Die Idee hinter dieser Entwicklung war einmal bestechend: Nutzerinnen und Nutzer bekommen genau die Themen und Artikel angezeigt, die sie interessieren, andere werden ausgefiltert. Je mehr sie einen bestimmten News-Aggregator nutzen, desto besser werden die Empfehlungen. Zugleich bekommen sie meist Inhalte aus deutlich mehr Quellen angezeigt, als sie ohne solche Aggregatoren konsumieren würden und können so von der Vielfalt der globalen Berichterstattung profitieren.

Die Realität aber sieht leider oft anders aus: Nutzerinnen und Nutzer verlieren das Vertrauen in die Medien. Sie sind überfordert von zu viel Content, von Fake News und zweifelhaften Quellen. Und sie finden sich in “Filter Bubbles” wieder, was wiederum zu einseitigen Ansichten und Polarisierung der Gesellschaft führt.

Bei Artifact heißt es, man achte sehr genau auf die Qualität der Nachrichtenquellen – während die Artikel selbst rein KI-basiert ausgewählt und ausgespielt werden, werden die Medien dafür anhand bestimmter Qualitätskriterien kuratiert. Ein großer Unterschied etwa zu sozialen Netzwerken wie Facebook, bei denen alle Publisher, die nicht gegen rechtliche Beschränkungen verstoßen, publizieren dürfen. Zudem wird bei Facebook das ausgespielt, wofür die Publisher bezahlen, was natürlich eher nicht für bessere Qualität spricht. Es muss sich erst noch zeigen, wie Artifact sein Geschäftsmodell ausrichten wird.

Auf Qualität und Vertrauenswürdigkeit ihrer Quellen zu achten, haben auch schon andere News-Aggregatoren behauptet – bis dann doch Inhalte mit chinesischer Staatspropaganda und rechte Blogs im Feed vieler Nutzerinnen und Nutzer auftauchten. Viele der großen Plattformen bemühen sich heute mehr als früher, Misinformation zu bekämpfen. Das ist eine begrüßenswerte Entwicklung. Es ändert aber nichts am generellen Trend, der auch mit Artifact fortgeführt wird: Dass Inhalte personalisiert und KI-basiert ausgespielt werden, mit immer weniger menschlichem Zutun.

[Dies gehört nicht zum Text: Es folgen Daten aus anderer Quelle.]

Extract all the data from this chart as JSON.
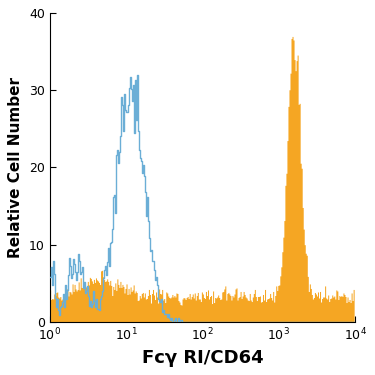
{
  "title": "",
  "xlabel": "Fcγ RI/CD64",
  "ylabel": "Relative Cell Number",
  "xlim_log": [
    1,
    10000
  ],
  "ylim": [
    0,
    40
  ],
  "yticks": [
    0,
    10,
    20,
    30,
    40
  ],
  "background_color": "#ffffff",
  "blue_color": "#6baed6",
  "orange_color": "#f5a623",
  "xlabel_fontsize": 13,
  "ylabel_fontsize": 11,
  "n_bins": 300
}
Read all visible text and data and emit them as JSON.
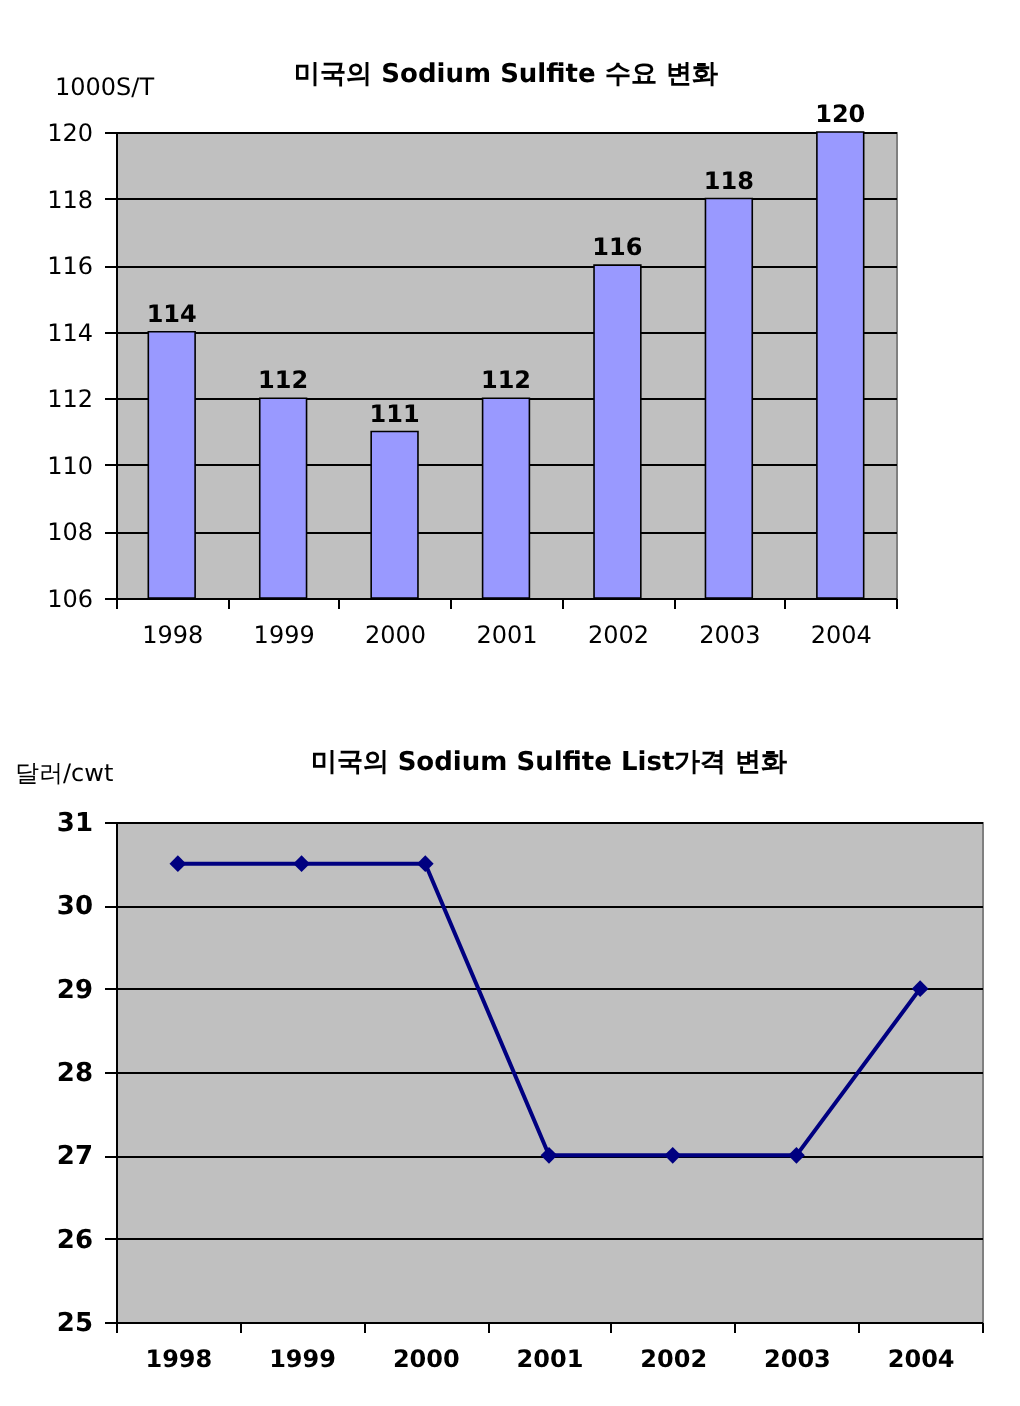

Welche Entwicklung sehen wir – und wollen wir das?

Die grundsätzliche Frage, die wir als Gesellschaft und auch wir Medienschaffenden uns stellen sollten, lautet: Ist das eine Entwicklung, die wir weiter verfolgen wollen? Oder sollten wir lieber nach alternativen Wegen suchen, die Ausspielung von Nachrichten zu gestalten?

Eines ist klar: KI hat bemerkenswerte Fähigkeiten und die Entwicklung ist beeindruckend. Sie geschieht so schnell, dass wir noch gar nicht in der Tiefe verstehen und vorhersagen können, was das für Geschäftsmodelle der Medienwelt bedeuten wird. Ganz sicher ist schon jetzt, dass KI nicht mehr verschwinden wird. Was aber dadurch keineswegs gesagt ist: Dass wir deswegen ausschließlich auf KI setzen sollten.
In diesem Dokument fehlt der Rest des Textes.